Left Out Liberal

A left-wing/liberal look at the UK's General Election of 2005.

Saturday, March 05, 2005

Lib Dems - The Real Alternative?

Charles Kennedy today is to unveil his party's slogan for the forthcoming General Election - "The Real Alternative". It is a reasonable comment to make, but unless they can start making headway in the polls over the next few weeks - getting consistently above 20%, they are always going to look less than that.

Charles Kennedy consistently comes out as being the party leader most people would trust. You could argue that that's because he doesn't get enough exposure, but that will be put to the test once the election is called and the equal access to the media becomes enforceable by statute.

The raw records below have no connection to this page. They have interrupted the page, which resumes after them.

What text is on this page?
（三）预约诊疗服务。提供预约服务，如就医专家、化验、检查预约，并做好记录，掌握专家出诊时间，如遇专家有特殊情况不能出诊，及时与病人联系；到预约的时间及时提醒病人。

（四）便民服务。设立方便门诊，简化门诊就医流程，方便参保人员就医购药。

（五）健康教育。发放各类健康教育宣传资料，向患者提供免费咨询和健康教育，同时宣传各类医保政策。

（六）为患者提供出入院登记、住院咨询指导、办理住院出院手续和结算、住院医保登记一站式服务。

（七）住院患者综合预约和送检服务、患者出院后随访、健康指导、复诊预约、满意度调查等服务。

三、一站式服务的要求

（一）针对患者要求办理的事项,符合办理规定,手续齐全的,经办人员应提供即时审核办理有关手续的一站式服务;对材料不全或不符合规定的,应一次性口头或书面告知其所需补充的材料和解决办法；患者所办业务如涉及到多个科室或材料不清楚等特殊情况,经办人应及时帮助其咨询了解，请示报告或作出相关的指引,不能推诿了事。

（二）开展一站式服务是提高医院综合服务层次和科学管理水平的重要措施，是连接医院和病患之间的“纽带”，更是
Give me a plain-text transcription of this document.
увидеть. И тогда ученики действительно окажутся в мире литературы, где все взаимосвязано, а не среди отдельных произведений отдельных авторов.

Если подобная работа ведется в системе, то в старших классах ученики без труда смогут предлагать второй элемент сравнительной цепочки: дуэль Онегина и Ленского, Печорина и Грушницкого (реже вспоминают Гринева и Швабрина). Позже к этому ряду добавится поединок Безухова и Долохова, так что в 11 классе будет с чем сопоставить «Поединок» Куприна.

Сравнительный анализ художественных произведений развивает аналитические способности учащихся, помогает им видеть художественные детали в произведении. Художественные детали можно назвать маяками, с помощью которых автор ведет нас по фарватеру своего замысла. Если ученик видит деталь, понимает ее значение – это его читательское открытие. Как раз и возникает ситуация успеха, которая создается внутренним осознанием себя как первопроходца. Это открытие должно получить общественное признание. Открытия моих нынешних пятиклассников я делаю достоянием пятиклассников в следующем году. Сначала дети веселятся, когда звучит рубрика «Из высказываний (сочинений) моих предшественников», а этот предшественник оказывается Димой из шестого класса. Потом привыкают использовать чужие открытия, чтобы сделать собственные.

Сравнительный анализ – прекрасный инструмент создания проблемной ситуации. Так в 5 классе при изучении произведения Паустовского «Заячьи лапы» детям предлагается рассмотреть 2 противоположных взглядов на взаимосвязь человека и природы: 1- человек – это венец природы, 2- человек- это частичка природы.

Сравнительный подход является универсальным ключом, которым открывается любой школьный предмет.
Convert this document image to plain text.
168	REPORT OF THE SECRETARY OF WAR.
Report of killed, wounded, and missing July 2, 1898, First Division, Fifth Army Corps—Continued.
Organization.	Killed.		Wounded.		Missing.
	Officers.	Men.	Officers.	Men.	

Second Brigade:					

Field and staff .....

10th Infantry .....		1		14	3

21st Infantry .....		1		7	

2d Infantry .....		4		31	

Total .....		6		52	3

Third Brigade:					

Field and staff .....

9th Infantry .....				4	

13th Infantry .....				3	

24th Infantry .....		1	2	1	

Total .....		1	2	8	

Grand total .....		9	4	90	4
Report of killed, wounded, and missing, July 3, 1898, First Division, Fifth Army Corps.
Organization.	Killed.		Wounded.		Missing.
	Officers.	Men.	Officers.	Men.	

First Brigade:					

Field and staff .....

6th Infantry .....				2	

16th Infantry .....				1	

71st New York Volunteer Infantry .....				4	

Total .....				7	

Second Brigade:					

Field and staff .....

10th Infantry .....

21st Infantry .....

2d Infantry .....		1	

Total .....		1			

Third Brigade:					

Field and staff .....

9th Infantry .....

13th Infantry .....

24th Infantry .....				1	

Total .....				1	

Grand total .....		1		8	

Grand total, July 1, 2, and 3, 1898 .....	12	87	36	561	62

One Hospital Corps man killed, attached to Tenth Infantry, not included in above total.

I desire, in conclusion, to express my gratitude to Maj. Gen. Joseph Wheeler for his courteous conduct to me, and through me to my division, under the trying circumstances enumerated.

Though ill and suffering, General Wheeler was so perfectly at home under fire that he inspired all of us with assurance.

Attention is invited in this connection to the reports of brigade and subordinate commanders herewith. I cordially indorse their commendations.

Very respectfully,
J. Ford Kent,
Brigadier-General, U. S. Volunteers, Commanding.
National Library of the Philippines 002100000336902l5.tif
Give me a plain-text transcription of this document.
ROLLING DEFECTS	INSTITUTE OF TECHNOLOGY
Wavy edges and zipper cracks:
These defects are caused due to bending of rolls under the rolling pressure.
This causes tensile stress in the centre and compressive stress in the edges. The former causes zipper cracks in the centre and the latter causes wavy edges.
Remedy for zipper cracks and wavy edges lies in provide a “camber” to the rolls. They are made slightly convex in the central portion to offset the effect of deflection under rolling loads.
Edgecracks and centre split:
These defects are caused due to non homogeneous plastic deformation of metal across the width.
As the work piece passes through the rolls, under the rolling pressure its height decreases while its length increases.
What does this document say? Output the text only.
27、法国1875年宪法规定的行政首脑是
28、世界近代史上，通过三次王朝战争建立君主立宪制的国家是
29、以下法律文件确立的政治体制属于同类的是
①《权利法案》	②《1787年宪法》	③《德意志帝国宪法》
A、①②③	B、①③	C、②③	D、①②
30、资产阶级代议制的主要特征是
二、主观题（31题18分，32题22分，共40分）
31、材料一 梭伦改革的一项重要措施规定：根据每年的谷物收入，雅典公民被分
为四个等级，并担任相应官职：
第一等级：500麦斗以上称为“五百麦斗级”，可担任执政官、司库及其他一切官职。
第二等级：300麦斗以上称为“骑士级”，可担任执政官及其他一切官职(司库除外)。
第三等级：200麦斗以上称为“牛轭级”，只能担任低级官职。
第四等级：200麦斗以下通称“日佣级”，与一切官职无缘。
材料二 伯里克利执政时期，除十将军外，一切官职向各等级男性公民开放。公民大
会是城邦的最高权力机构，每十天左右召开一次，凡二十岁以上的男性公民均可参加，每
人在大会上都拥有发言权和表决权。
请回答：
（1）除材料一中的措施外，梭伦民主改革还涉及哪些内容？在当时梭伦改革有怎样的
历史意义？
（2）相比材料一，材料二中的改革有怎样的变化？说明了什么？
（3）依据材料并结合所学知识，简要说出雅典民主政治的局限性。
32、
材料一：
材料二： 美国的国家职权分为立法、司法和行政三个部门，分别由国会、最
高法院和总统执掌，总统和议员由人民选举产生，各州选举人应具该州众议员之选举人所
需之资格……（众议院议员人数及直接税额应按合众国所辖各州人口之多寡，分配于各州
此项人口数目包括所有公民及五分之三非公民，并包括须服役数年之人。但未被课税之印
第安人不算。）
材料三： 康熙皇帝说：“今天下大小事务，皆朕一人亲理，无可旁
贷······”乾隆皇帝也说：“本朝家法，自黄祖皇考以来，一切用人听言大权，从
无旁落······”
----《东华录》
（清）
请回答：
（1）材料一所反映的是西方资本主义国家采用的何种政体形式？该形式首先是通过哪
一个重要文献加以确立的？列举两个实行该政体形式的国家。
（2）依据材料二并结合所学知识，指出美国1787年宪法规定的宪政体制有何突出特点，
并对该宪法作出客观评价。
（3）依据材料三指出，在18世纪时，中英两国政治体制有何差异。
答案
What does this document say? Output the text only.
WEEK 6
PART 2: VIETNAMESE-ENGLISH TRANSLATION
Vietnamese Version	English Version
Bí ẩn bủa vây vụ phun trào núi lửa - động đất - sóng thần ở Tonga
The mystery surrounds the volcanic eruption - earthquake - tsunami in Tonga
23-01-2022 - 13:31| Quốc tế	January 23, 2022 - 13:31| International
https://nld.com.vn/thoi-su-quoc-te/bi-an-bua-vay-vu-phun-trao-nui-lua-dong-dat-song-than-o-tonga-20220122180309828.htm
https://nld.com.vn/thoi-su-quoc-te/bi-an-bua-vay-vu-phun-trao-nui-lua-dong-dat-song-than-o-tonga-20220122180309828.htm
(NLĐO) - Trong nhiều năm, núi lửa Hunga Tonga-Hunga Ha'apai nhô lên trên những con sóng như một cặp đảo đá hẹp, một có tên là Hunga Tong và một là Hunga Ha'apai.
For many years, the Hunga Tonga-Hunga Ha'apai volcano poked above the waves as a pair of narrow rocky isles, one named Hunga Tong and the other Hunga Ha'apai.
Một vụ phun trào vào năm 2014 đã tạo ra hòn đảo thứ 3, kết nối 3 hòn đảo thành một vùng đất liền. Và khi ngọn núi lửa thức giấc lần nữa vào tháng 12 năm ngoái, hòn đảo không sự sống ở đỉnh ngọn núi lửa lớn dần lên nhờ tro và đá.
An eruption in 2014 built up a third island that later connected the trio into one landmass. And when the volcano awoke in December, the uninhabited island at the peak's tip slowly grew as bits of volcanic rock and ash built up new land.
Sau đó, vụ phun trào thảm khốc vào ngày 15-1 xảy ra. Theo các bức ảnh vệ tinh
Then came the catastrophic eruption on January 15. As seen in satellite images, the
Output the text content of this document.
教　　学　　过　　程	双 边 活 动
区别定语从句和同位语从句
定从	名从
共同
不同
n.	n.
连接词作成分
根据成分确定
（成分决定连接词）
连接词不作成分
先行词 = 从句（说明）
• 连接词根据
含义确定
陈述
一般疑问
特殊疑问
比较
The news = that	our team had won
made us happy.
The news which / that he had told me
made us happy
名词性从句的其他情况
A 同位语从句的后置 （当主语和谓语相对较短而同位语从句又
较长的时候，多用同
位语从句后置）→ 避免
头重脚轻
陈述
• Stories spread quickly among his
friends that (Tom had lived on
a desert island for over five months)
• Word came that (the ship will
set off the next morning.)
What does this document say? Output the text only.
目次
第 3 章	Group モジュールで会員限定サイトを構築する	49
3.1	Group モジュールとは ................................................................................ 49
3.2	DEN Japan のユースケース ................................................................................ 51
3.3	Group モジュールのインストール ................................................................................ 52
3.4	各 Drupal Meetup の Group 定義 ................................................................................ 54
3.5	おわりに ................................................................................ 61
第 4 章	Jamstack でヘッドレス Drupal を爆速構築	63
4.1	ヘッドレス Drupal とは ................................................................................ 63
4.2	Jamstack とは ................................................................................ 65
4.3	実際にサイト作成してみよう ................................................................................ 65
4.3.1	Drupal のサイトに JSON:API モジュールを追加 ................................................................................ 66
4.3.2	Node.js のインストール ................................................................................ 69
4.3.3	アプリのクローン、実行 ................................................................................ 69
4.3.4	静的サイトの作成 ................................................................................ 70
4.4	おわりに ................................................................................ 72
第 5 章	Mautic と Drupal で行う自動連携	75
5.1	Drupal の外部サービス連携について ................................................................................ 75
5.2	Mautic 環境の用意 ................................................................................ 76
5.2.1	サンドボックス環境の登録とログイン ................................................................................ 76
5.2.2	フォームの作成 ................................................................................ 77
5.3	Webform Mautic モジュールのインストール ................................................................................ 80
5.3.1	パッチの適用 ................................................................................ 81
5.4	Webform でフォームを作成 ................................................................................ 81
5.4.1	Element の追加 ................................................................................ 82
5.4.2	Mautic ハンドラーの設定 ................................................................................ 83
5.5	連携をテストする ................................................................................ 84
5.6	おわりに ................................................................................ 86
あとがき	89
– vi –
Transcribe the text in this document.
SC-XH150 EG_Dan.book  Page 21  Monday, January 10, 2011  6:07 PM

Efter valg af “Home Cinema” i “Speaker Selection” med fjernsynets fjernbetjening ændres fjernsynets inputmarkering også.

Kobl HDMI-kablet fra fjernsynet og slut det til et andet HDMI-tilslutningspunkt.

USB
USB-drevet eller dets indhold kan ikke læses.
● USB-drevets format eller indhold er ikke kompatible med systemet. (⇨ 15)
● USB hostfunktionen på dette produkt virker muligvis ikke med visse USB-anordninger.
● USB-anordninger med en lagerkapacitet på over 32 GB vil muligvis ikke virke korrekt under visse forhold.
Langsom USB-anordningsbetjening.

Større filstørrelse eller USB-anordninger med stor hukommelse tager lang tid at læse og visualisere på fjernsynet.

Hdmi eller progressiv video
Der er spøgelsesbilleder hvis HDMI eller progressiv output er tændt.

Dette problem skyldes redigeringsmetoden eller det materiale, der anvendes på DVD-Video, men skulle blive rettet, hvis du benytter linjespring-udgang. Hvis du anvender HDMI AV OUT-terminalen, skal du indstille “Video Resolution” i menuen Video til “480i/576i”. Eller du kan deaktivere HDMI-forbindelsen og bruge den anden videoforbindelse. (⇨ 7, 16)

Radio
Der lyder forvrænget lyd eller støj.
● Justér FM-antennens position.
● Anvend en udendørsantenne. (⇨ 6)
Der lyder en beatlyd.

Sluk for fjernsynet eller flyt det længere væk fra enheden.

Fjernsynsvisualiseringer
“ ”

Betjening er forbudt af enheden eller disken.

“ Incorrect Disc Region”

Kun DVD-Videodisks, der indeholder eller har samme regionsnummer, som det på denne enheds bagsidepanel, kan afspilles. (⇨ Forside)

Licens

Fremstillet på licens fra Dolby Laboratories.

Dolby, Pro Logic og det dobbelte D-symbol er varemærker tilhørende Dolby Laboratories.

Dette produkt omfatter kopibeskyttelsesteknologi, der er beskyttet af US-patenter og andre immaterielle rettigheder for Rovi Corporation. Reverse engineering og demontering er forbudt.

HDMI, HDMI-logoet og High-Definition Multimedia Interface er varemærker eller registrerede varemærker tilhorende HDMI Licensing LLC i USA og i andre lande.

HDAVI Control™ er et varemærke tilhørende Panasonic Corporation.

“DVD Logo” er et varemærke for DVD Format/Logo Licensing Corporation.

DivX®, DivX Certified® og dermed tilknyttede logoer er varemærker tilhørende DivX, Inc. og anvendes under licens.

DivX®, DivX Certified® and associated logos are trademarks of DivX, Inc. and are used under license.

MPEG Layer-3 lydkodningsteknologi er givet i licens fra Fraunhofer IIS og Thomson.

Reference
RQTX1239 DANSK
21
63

As I have said in the past, the Lib Dems probably are the "best" alternative for disenfranchised, ex-Labour, social democratic and liberal voters like me. But we cannot afford to vote Lib Dem if that would risk a Conservative candidate taking the seat. So they are the best of the bunch. But are they a "real" alternative?

I don't think so. There is no chance they're going to get above 100 seats, and 80 maximum is probably more realistic. Most evidence shows the more people who vote Lib Dem, the more Tories get in through the back door. That's a problem of the electoral system, and it shows that they can never be a real alternative, unless 50% or more of the population is prepared to vote for them. So voters must think strategically, and take into account the most likely person to topple a Tory. They are still a dangerous party, and their organisation is much more widespread and resourceful than the Lib Dems. They can create headlines with ease, as we have seen in the past few weeks over immigration. The Lib Dems do not have that power.

If a party cannot get credibility with the media, then it is always going to struggle to get people to listen as they can't find the message in the first place. They must professionalise themselves... bring in strong and charismatic speakers to the front bench, who can hold their own in three-way debates, and ensure that they get their opinions across. People still have the stereotype that the Lib Dem speaker can be safely ignored as they always have "crazy ideas" for this country. But that is what people thought of Labour when Michael Foot was the leader.

Things can change. The Lib Dems can become a real alternative if Labour and the Tories continue to converge towards the centre ground. They will be able to act as a party that presents a real difference. It requires time, and the right balance of spokespeople. But it will have to be a target for the General Election beyond this one.

In the meantime, a few extra seats won't hurt anyone.